Acara dimulai, seperti biasa sang pembicara mengambil alih forum. Dimulailah materi pelatihannya, tentang zero mind proses, mental building, personal strength, dan sosial strength sambil diiringi oleh backsound musik yang alunannya sudah sangat kita kenal. Ssttt… sebetulnya materi-materi ini bisa kita dapatkan di bukunya loh, tapi mungkin para hadirin disini sangat sibuk, sehingga tidak sempat untuk sekadar membaca buku, kan sudah jelas prinsipnya: waktu adalah uang.
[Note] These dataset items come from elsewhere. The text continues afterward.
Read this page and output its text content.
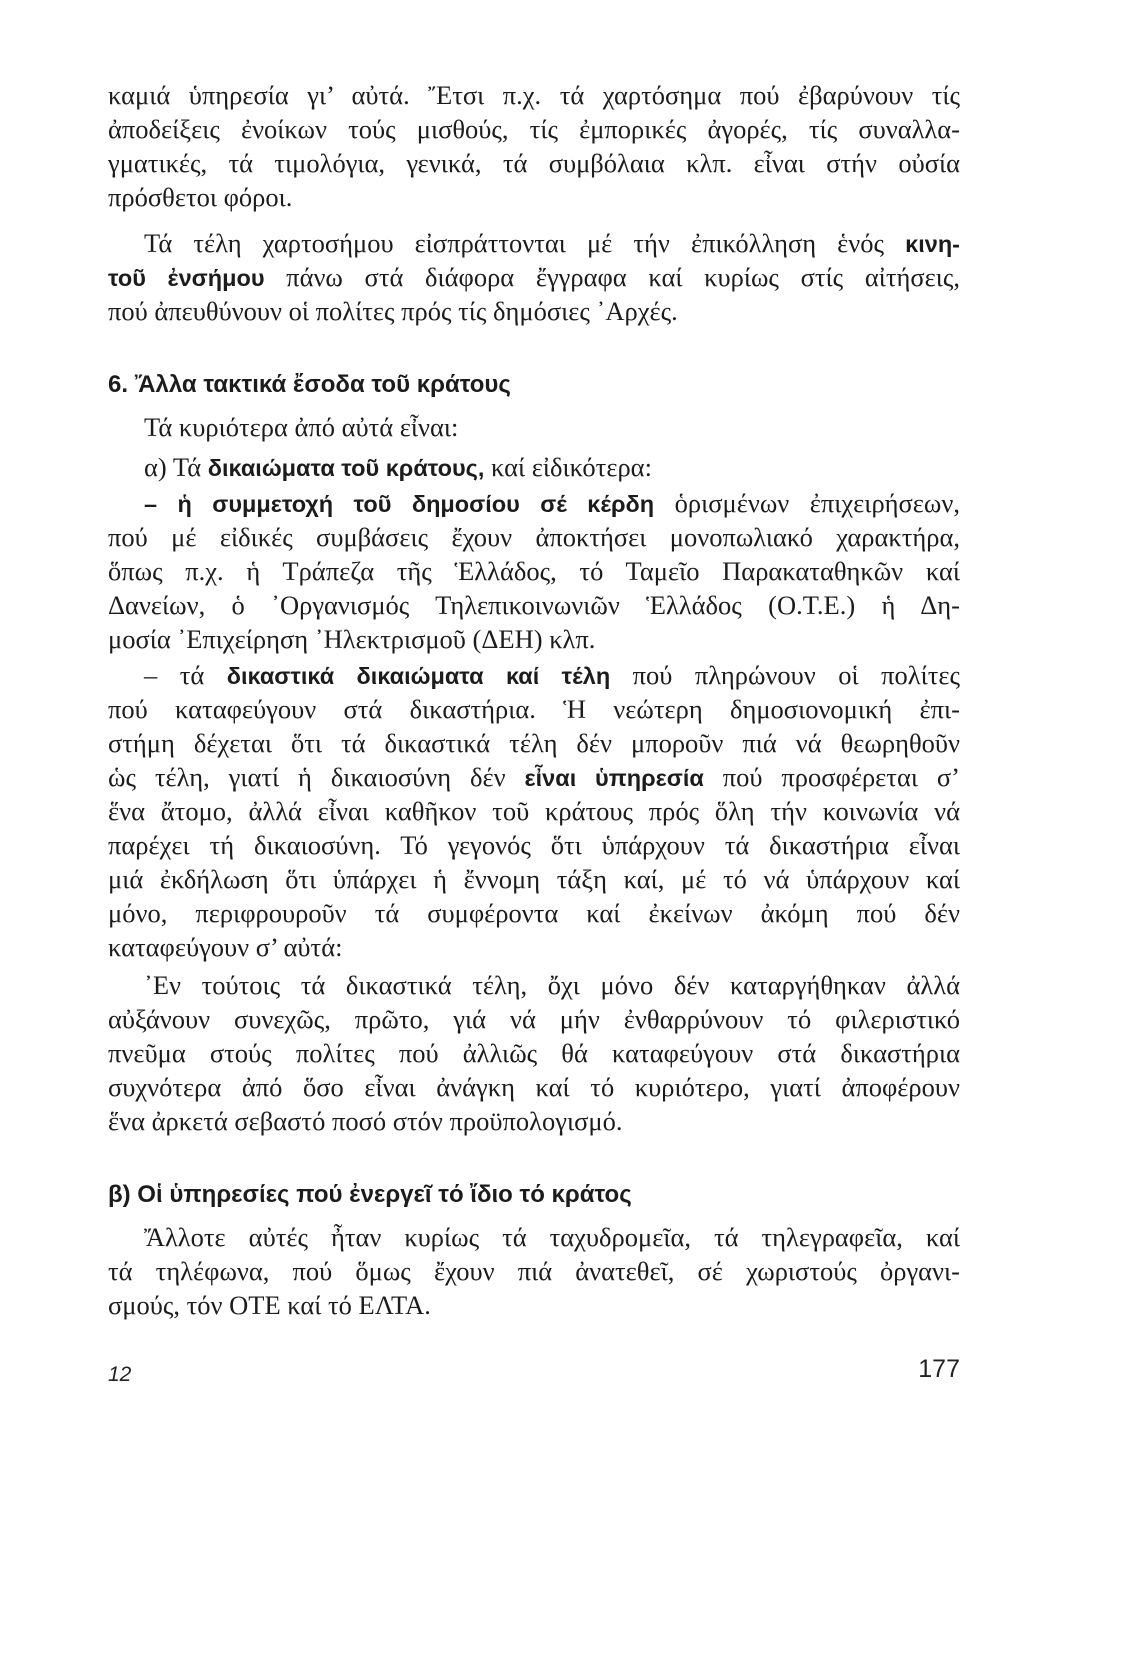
καμιά ὑπηρεσία γι’ αὐτά. Ἔτσι π.χ. τά χαρτόσημα πού ἐβαρύνουν τίς
ἀποδείξεις ἐνοίκων τούς μισθούς, τίς ἐμπορικές ἀγορές, τίς συναλλα-
γματικές, τά τιμολόγια, γενικά, τά συμβόλαια κλπ. εἶναι στήν οὐσία
πρόσθετοι φόροι.
Τά τέλη χαρτοσήμου εἰσπράττονται μέ τήν ἐπικόλληση ἑνός κινη-
τοῦ ἐνσήμου πάνω στά διάφορα ἔγγραφα καί κυρίως στίς αἰτήσεις,
πού ἀπευθύνουν οἱ πολίτες πρός τίς δημόσιες ᾿Αρχές.
6. Ἄλλα τακτικά ἔσοδα τοῦ κράτους
Τά κυριότερα ἀπό αὐτά εἶναι:
α) Τά δικαιώματα τοῦ κράτους, καί εἰδικότερα:
– ἡ συμμετοχή τοῦ δημοσίου σέ κέρδη ὁρισμένων ἐπιχειρήσεων,
πού μέ εἰδικές συμβάσεις ἔχουν ἀποκτήσει μονοπωλιακό χαρακτήρα,
ὅπως π.χ. ἡ Τράπεζα τῆς Ἑλλάδος, τό Ταμεῖο Παρακαταθηκῶν καί
Δανείων, ὁ ᾿Οργανισμός Τηλεπικοινωνιῶν Ἑλλάδος (Ο.Τ.Ε.) ἡ Δη-
μοσία ᾿Επιχείρηση ᾿Ηλεκτρισμοῦ (ΔΕΗ) κλπ.
– τά δικαστικά δικαιώματα καί τέλη πού πληρώνουν οἱ πολίτες
πού καταφεύγουν στά δικαστήρια. Ἡ νεώτερη δημοσιονομική ἐπι-
στήμη δέχεται ὅτι τά δικαστικά τέλη δέν μποροῦν πιά νά θεωρηθοῦν
ὡς τέλη, γιατί ἡ δικαιοσύνη δέν εἶναι ὑπηρεσία πού προσφέρεται σ’
ἕνα ἄτομο, ἀλλά εἶναι καθῆκον τοῦ κράτους πρός ὅλη τήν κοινωνία νά
παρέχει τή δικαιοσύνη. Τό γεγονός ὅτι ὑπάρχουν τά δικαστήρια εἶναι
μιά ἐκδήλωση ὅτι ὑπάρχει ἡ ἔννομη τάξη καί, μέ τό νά ὑπάρχουν καί
μόνο, περιφρουροῦν τά συμφέροντα καί ἐκείνων ἀκόμη πού δέν
καταφεύγουν σ’ αὐτά:
᾿Εν τούτοις τά δικαστικά τέλη, ὄχι μόνο δέν καταργήθηκαν ἀλλά
αὐξάνουν συνεχῶς, πρῶτο, γιά νά μήν ἐνθαρρύνουν τό φιλεριστικό
πνεῦμα στούς πολίτες πού ἀλλιῶς θά καταφεύγουν στά δικαστήρια
συχνότερα ἀπό ὅσο εἶναι ἀνάγκη καί τό κυριότερο, γιατί ἀποφέρουν
ἕνα ἀρκετά σεβαστό ποσό στόν προϋπολογισμό.
β) Οἱ ὑπηρεσίες πού ἐνεργεῖ τό ἴδιο τό κράτος
Ἄλλοτε αὐτές ἦταν κυρίως τά ταχυδρομεῖα, τά τηλεγραφεῖα, καί
τά τηλέφωνα, πού ὅμως ἔχουν πιά ἀνατεθεῖ, σέ χωριστούς ὀργανι-
σμούς, τόν ΟΤΕ καί τό ΕΛΤΑ.
12	177
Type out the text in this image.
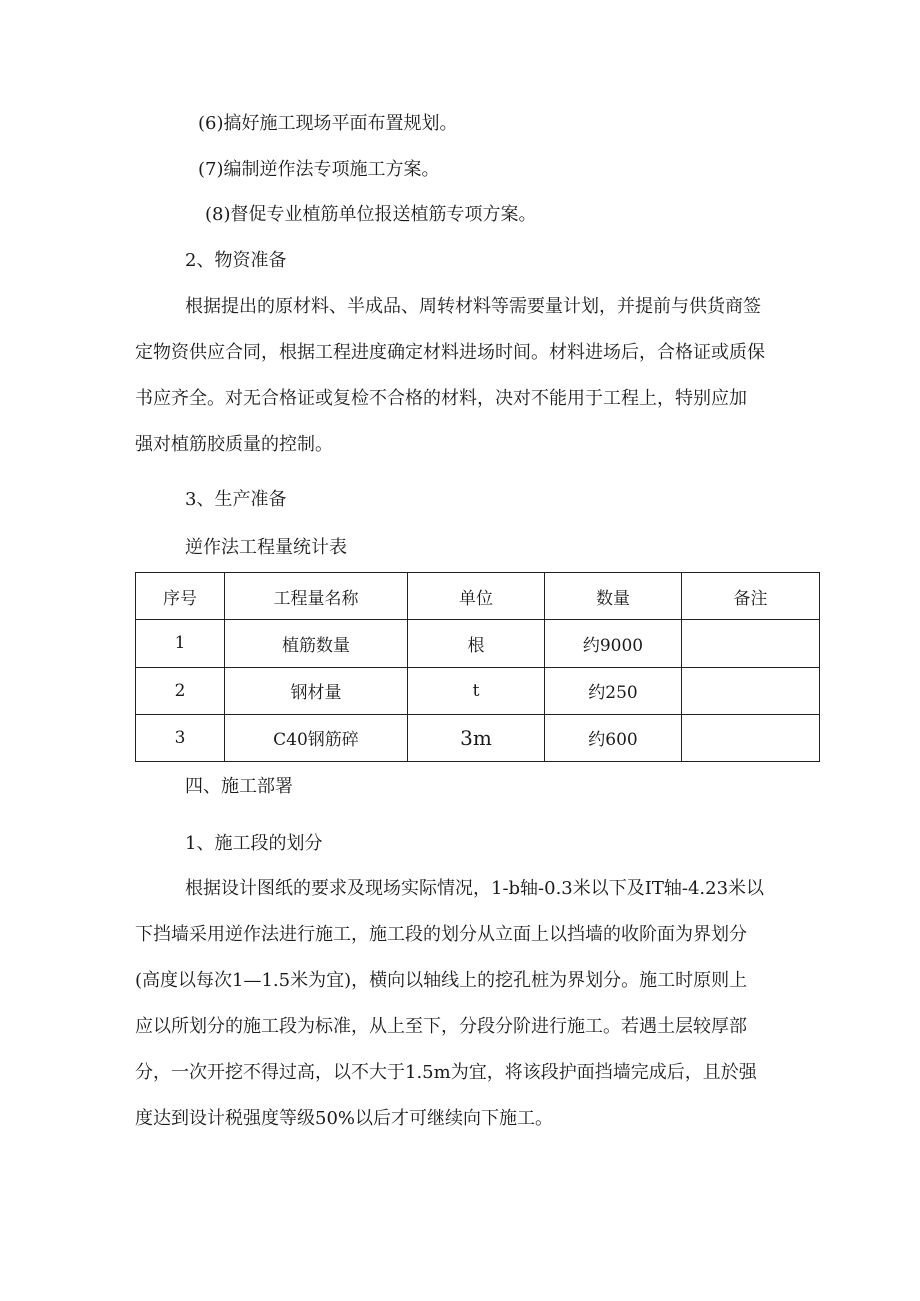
(6)搞好施工现场平面布置规划。
(7)编制逆作法专项施工方案。
(8)督促专业植筋单位报送植筋专项方案。
2、物资准备
根据提出的原材料、半成品、周转材料等需要量计划，并提前与供货商签
定物资供应合同，根据工程进度确定材料进场时间。材料进场后，合格证或质保
书应齐全。对无合格证或复检不合格的材料，决对不能用于工程上，特别应加
强对植筋胶质量的控制。
3、生产准备
逆作法工程量统计表
序号	工程量名称	单位	数量	备注
1	植筋数量	根	约9000	
2	钢材量	t	约250	
3	C40钢筋碎	3m	约600	
四、施工部署
1、施工段的划分
根据设计图纸的要求及现场实际情况，1-b轴-0.3米以下及IT轴-4.23米以
下挡墙采用逆作法进行施工，施工段的划分从立面上以挡墙的收阶面为界划分
(高度以每次1—1.5米为宜)，横向以轴线上的挖孔桩为界划分。施工时原则上
应以所划分的施工段为标准，从上至下，分段分阶进行施工。若遇土层较厚部
分，一次开挖不得过高，以不大于1.5m为宜，将该段护面挡墙完成后，且於强
度达到设计税强度等级50%以后才可继续向下施工。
Jadi dilarang menghambur-hamburkan waktu untuk kegiatan yang kurang bernilai, kata si bapak yang duduk disebelahku begitu, ketika waktu coffe break aku singgung perihal materi yang ada di buku

Sampailah kita pada sesi terakhir, beberapa lampu dimatikan. Masih diiringi alunan music instrumentalia, kita di ajak “bermuhasabah.” Merenungi kehidupan yang kita lalui selama ini. Mendadak isak tangis terdengar, di mulai dari ujung paling kanan. Tidak jelas siapa yang memulai, tapi seluruh ruangan menggema suara tangis kemudian. Ada yang lirih, juga ada yang meraung-raung.

Setelah puas bertangis-tangis. Acara pun di akhiri, dengan pesan penutup dari sang pembicara yang mengajak peserta untuk ikut di pertemuan berikutnya. Diskon menarik bagi alumni pelatihan kali ini, begitu tambah sang MC.

Wadeziggg. Aku tahu kau bingung, sama kawan aku juga. Ini sebetulnya training keagamaan atau sale dan cuci gudang? Aku mendengar kata diskon, potongan harga 50% dan sebagainya, jadi ingin tertawa. Tapi ya sudah lah, toh mereka memang beruang, jadi tak ada salahnya bukan. Lagi pula itu kan uang mereka sendiri. Tak perlu kita ributkan lah.

Pulang yuk ah, ntar terlalu malam.. lagi pula kereta sudah agak lengang pastinya. Kau tahu, sepanjang jalan aku terus beristighfar karena aku pernah terpeleset menyelenggarakan acara yang seperti demikian, walaupun tak sampai jutaan harganya, tapi tetap saja sama. Seorang bahkan membisikiku waktu itu :”mau nangis aja koq harus sampai bayar seratus ribu ya?” Ya Robbi, ampuni kami… dan kau lihat kan, di seberang jalan ada dua sampai empat anak kecil yang berlarian menyewakan payung. Aku bisa mendengar bisik batinmu, “kontras sekali dengan keadaan di dalam” begitu katanya.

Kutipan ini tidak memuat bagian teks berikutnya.